The following scenario has been plotted to see what their roadmap would look like if Joel, the family’s sole earner, were to face an unexpected death.
Therefore, as bleak as it sounds, if Joel were to die unexpectedly tomorrow, his wealth will only last until his wife turns 43. Her children would not have completed college by then and would likely have to drop out in order to survive.
wake up call
It was indeed a very bleak picture for Joel to paint. But in his case, and his stubborn opinion of staying adamantly aloof from all things insurance, that may have been the wake-up call needed to spur him into action.
After seeing the possible reality of their children’s future crushed in the event of death, Joel and his wife made the necessary discussions and agreed that their finances should at least last until their youngest son turns 22. , when Joel’s wife would have been 51.
To make his estate last in the event of an untimely death, Joel will need to take out additional insurance of RM700,000.
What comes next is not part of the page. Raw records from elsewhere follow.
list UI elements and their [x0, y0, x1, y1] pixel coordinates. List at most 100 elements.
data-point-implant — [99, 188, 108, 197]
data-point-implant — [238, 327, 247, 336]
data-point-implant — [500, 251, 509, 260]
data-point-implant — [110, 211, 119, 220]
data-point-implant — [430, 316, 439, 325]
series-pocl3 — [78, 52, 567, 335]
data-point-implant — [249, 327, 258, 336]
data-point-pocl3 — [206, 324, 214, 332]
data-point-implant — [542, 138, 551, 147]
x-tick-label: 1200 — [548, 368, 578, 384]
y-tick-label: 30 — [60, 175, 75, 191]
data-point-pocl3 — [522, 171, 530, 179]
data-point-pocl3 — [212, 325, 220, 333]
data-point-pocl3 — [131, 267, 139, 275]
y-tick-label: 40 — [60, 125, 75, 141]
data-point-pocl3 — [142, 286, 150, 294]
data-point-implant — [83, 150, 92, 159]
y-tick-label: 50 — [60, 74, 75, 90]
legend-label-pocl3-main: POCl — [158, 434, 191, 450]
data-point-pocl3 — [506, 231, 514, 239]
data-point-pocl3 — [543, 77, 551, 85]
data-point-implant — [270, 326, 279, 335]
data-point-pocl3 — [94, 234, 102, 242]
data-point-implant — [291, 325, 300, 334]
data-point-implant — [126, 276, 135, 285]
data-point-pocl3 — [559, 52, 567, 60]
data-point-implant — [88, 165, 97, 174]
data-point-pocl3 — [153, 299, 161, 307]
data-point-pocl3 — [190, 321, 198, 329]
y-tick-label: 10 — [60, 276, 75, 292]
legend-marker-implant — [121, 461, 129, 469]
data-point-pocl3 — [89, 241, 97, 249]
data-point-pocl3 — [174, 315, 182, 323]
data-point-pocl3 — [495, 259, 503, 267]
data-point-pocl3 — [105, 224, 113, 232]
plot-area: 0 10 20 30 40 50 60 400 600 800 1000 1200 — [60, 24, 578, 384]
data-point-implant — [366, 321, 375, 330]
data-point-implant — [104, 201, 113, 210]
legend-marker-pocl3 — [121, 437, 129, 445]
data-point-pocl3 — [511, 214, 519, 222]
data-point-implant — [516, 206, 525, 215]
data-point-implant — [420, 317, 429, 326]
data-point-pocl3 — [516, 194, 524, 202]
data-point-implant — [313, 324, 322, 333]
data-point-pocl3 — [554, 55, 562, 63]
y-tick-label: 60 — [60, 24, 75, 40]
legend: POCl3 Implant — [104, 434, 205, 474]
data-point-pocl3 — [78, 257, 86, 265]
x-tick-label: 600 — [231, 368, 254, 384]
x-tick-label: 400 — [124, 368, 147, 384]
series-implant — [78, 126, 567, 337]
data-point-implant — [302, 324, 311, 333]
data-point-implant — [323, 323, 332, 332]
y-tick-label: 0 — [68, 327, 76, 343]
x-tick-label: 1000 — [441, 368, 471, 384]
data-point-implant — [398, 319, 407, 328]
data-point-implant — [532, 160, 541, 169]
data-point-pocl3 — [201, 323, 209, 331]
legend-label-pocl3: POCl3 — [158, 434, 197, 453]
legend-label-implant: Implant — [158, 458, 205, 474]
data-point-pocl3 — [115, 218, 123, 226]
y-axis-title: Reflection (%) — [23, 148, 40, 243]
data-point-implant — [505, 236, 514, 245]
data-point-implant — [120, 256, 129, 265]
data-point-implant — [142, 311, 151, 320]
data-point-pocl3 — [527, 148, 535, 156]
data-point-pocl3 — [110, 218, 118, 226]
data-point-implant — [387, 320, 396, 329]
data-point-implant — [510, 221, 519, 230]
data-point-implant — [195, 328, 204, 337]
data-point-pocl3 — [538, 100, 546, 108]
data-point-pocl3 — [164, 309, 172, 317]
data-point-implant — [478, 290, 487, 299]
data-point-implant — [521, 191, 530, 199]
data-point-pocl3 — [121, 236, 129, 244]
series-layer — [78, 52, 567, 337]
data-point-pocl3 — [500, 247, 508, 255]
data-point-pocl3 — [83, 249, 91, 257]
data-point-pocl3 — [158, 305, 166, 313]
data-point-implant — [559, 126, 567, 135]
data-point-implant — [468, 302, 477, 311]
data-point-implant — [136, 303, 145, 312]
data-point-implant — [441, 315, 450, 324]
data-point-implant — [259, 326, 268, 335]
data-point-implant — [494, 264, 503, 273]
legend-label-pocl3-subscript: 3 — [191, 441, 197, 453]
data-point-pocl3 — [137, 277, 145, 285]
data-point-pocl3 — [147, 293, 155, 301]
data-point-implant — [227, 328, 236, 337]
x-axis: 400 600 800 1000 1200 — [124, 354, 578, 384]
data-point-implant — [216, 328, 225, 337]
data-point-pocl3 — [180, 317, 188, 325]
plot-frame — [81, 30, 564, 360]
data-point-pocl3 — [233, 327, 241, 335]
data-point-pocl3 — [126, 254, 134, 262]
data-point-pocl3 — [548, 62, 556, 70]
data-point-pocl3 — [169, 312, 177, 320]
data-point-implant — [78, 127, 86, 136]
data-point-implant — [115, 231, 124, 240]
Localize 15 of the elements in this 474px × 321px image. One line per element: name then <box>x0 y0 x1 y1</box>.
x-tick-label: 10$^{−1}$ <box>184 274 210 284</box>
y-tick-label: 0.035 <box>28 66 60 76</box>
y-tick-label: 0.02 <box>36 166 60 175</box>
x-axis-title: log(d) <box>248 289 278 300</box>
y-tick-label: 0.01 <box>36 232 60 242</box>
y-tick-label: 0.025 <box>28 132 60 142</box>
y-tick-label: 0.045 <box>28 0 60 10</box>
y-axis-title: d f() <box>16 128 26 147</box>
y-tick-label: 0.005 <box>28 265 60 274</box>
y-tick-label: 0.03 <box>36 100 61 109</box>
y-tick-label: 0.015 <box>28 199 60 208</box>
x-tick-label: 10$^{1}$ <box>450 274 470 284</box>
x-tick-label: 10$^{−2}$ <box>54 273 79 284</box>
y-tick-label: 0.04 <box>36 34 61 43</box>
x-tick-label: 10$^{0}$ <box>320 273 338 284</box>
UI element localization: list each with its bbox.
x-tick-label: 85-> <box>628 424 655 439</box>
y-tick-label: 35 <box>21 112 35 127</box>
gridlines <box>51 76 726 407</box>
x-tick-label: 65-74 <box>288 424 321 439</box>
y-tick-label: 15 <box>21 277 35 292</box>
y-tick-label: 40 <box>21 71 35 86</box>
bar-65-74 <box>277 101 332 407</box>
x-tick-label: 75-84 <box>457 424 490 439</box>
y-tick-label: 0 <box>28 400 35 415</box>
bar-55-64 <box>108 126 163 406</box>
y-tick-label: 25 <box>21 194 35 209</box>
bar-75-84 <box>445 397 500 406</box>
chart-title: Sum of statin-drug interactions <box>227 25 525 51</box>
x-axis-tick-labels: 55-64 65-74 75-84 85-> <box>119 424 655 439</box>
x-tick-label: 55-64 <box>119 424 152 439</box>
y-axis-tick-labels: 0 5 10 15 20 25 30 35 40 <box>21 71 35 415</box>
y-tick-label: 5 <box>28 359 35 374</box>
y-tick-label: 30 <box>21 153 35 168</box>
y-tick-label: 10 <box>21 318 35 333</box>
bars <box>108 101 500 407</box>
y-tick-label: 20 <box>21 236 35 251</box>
I suggested to Joel that he take out term insurance with a cheaper premium. Additionally, the family will also have to adjust their living expenses after Joel’s death to RM48,000 per year.
By insuring, Joel’s wealth (in the event of his death) would now last until his wife was 52, well after their sons had graduated.
Although this is not the life they are aiming for, it is necessary to project these costs to help Joel and his wife visualize what they will face under the circumstances. This can help a couple rethink their priorities and incorporate them into their existing financial goals.
Following Joel’s agreement to purchase insurance to mitigate the financial gap, I set to work redrawing the financial roadmap.
After adding the cost of insurance premiums, Joel and his wife’s planned retirement lifestyle would now last until age 84, instead of 86. Although their retirement lifestyle was cut two years short, they both agreed it was worth it.
They have peace of mind knowing that their sons would be taken care of if Joel died.
You can strive to save, invest, and earn more in your efforts to achieve financial freedom and achieve your financial goals. But do you know how all the forces of your heritage and wealth will actually come together to serve you over time?
This is where a financial roadmap, a snapshot of all your finances, comes in. In Joel’s case, it helped him visualize the real outcome of his investment and realize that despite his high income and his decent savings, his wealth was really not enough to allow him and his wife to retire.
This prompted him to do two things for his financial security: increase his overall investment portfolio to achieve an 8% return on investment and invest in life insurance that will help his family meet important milestones in the event of his death. premature.
Using different roadmap assumptions, we were able to determine the exact amount of insurance coverage needed to meet their wishes.
Joel’s wife, previously worried about their family’s financial security and unable to convince her husband to look beyond his hatred of insurance agents, can now breathe a sigh of relief knowing that her family’s finances will be taken care of in case her husband, the sole breadwinner, is no longer there.
Joel and his wife can now focus on growing and raising their family.
Yap Ming Hui is a Certified Financial Planner. The opinions expressed here are those of the author.